Longevity and lifespan studies in model organisms
Multiple preclinical studies indicate that Panax ginseng and its components can extend lifespan in invertebrate and vertebrate models. In the nematode C. elegans, supplementation with ginsenosides or ginseng peptides increased median lifespan by ~5-20% (Lee et al., 2019). For example, total ginseng saponins (300 μg/mL) extended worm lifespan and improved stress resistance; ginsenoside Rc was identified as a key active molecule (Lee et al., 2019). The longevity effect in worms depended on DAF-16/FoxO and SKN-1/Nrf2 pathways. Similarly, fermented ginseng extracts delayed aging markers in C. elegans via activating sir-2.1 and autophagy.

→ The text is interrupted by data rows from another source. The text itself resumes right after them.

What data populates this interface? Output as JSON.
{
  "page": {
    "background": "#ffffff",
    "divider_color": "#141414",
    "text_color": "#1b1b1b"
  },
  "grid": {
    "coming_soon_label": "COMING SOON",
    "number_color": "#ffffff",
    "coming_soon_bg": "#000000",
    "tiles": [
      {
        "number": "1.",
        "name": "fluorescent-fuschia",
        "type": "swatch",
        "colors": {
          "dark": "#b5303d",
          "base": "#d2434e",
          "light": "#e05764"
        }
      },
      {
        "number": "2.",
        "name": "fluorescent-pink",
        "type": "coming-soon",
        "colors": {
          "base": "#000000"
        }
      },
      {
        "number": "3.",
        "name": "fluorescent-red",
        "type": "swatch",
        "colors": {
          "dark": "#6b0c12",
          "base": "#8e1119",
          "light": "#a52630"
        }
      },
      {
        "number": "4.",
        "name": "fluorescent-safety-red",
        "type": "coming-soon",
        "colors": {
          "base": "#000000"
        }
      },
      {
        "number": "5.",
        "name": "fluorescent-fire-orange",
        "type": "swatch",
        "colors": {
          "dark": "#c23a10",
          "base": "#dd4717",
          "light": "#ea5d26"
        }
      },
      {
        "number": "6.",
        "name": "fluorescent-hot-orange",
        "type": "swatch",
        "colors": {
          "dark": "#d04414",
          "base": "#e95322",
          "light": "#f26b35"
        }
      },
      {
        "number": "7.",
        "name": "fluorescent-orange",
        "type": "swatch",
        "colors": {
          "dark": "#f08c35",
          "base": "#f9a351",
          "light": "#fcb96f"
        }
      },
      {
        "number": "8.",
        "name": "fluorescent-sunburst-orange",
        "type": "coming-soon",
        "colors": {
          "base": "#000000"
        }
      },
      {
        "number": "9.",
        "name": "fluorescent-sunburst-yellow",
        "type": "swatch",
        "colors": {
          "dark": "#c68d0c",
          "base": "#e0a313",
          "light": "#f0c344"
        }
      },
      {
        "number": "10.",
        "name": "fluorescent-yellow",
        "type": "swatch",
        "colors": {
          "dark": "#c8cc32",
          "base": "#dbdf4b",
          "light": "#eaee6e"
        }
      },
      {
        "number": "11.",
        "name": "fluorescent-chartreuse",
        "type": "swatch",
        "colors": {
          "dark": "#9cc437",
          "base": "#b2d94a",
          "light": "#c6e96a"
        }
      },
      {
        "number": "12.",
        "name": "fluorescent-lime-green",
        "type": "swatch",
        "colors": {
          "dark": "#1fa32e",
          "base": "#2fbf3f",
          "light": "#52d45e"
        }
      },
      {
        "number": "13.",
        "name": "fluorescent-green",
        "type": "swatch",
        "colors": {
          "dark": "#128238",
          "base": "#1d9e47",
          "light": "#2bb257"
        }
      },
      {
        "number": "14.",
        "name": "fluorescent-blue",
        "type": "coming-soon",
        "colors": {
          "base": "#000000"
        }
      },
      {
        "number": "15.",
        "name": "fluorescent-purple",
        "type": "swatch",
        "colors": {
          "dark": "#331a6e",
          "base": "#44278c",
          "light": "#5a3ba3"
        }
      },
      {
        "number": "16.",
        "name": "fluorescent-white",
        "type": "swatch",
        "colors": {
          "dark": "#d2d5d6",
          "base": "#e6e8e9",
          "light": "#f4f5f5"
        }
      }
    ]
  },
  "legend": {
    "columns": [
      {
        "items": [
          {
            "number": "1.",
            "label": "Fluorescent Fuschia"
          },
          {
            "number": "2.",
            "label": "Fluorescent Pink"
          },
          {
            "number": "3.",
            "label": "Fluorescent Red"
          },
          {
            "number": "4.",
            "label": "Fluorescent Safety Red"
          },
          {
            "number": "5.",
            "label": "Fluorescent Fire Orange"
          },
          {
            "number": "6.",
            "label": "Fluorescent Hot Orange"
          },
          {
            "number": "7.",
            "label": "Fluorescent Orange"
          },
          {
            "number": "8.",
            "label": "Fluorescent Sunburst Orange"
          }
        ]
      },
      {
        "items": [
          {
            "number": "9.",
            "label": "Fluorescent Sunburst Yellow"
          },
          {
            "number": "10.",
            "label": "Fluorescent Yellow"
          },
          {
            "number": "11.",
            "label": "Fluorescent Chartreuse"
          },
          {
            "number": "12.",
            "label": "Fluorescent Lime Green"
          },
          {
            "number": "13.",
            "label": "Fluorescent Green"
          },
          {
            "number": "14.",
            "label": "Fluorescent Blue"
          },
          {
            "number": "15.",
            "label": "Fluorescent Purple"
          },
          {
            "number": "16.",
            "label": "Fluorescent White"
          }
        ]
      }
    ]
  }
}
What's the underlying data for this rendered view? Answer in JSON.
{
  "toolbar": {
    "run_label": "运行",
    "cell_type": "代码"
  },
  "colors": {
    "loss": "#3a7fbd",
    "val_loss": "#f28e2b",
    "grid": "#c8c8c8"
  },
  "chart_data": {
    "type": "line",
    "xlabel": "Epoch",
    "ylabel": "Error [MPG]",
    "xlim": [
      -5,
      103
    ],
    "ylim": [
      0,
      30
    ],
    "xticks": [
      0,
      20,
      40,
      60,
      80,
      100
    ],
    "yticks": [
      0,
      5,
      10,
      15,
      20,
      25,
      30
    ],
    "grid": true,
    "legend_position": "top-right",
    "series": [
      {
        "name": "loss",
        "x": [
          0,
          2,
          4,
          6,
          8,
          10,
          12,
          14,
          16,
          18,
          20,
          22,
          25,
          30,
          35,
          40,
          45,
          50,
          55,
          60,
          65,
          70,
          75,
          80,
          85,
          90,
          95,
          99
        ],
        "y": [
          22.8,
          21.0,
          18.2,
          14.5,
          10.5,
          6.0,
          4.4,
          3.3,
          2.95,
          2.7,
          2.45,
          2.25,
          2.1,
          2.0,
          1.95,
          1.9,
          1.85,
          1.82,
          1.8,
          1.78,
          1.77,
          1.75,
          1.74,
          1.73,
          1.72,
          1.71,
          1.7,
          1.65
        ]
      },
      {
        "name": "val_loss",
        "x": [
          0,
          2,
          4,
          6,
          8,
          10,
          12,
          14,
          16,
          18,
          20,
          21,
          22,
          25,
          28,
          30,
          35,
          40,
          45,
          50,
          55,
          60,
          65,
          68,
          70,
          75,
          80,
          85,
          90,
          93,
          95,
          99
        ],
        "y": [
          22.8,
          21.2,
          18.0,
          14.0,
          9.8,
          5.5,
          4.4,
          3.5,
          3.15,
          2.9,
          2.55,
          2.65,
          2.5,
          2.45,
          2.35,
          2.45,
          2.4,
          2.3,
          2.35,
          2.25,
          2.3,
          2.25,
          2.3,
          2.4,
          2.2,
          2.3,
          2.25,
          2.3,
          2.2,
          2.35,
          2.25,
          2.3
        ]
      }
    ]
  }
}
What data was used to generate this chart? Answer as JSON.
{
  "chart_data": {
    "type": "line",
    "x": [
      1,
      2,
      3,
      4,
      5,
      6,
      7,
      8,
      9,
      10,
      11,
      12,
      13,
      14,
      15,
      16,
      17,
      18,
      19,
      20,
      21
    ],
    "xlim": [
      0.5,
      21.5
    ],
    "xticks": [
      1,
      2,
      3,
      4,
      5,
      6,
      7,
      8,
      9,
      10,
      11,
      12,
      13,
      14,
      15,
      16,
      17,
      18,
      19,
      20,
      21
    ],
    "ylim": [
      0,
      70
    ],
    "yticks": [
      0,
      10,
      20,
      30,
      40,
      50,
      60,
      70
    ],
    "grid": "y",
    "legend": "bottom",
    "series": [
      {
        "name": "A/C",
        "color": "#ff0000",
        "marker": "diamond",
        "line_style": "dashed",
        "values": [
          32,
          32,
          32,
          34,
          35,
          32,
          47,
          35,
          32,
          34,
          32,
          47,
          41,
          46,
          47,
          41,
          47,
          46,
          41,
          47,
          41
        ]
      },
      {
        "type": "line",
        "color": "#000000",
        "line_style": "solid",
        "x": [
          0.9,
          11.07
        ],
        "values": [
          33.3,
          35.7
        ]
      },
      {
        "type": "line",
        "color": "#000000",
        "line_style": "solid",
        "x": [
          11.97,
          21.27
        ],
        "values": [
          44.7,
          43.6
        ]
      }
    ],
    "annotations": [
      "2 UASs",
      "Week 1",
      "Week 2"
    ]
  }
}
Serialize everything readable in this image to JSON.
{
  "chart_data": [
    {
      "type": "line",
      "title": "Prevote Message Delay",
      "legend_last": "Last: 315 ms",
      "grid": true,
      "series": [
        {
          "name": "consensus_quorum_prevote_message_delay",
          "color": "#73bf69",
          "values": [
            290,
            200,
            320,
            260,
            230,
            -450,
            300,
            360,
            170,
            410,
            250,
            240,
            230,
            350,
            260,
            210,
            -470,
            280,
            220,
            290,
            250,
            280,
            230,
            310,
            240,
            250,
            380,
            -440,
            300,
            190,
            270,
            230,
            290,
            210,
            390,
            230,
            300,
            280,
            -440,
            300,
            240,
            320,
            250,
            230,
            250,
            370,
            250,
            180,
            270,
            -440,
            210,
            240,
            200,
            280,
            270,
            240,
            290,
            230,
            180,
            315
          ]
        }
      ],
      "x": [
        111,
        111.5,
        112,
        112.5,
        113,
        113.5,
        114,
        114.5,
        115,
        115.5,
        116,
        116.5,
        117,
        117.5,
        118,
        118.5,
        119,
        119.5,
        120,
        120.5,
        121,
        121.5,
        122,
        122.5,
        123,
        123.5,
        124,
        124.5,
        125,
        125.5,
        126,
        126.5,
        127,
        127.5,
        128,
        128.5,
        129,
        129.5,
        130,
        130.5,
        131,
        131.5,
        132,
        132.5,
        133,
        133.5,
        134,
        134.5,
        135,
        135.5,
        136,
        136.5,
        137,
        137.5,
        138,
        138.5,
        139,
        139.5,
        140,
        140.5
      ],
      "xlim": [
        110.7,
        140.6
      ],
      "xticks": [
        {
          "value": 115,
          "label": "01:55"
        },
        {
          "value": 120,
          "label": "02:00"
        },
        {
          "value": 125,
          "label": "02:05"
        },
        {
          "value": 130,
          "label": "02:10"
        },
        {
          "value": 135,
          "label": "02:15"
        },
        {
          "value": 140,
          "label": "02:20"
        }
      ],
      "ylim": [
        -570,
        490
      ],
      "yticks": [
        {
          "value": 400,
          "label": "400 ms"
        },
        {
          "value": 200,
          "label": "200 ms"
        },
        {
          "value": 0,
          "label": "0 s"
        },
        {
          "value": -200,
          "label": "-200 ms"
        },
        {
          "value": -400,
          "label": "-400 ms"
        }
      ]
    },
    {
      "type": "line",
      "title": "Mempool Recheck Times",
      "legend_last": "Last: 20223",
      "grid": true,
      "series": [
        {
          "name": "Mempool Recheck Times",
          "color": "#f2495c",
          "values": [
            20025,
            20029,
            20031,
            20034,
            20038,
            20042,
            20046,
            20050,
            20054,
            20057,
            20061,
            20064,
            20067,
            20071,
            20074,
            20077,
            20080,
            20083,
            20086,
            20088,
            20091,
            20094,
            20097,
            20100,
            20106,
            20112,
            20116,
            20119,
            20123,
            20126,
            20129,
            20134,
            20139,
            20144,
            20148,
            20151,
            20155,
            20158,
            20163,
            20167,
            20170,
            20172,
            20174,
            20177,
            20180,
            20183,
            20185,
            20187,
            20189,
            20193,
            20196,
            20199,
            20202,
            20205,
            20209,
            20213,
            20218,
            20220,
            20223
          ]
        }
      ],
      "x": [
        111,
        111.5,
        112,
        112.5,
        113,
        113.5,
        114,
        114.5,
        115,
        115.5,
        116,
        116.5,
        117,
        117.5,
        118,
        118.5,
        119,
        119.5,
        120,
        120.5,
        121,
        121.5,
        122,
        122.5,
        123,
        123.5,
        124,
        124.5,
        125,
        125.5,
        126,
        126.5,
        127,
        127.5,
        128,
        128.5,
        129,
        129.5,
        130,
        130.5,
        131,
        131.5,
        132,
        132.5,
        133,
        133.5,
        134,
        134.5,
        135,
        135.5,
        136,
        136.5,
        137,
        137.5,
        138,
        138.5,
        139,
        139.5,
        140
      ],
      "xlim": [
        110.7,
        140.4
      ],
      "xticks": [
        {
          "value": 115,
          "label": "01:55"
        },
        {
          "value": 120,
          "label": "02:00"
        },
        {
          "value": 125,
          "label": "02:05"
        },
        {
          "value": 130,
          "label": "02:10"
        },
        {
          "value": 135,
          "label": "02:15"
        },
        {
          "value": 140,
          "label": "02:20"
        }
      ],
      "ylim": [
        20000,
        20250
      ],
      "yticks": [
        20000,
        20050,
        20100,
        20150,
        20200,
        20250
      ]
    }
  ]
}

In fruit flies, Korean red ginseng (KRG) significantly prolonged lifespan on a full diet, primarily through nutrient-sensing pathways. A study found that KRG’s pro-longevity effect was abrogated in dSir2 (SIRT1) and insulin-like signaling mutants (Lee et al., 2019). In essence, ginseng mimicked dietary restriction by activating fly Sir2 and downregulating insulin/IGF-1 signaling, without reducing feeding or fertility (Lee et al., 2019). Likewise, It was reported life-extension in worms by purified ginsenosides. These cross-species results suggest ginseng’s anti-aging effects are evolutionarily conserved. However, mammalian longevity trials are limited. A 1979 study in mice reported no lifespan change with ginseng (Bittles et al., 1979), indicating that solid evidence in mammals is still lacking.
Conclusion
Panax ginseng engages a network of molecular targets known to influence aging. By activating antioxidant (Nrf2, FoxO3), sirtuin (SIRT1/3/6), and energy-sensing (AMPK) pathways, ginseng enhances mitochondrial function and reduces oxidative damage (Su et al., 2023 ; Ziętara et al., 2023). It suppresses chronic inflammation via NF-κB inhibition and cytokine reduction, and promotes proteostasis through autophagy and DNA repair (PARP/SIRT6) (Su et al., 2023). Together, the evidence supports a systemic anti-aging potential for Panax ginseng, warranting further clinical trials to define its long-term efficacy and optimal use.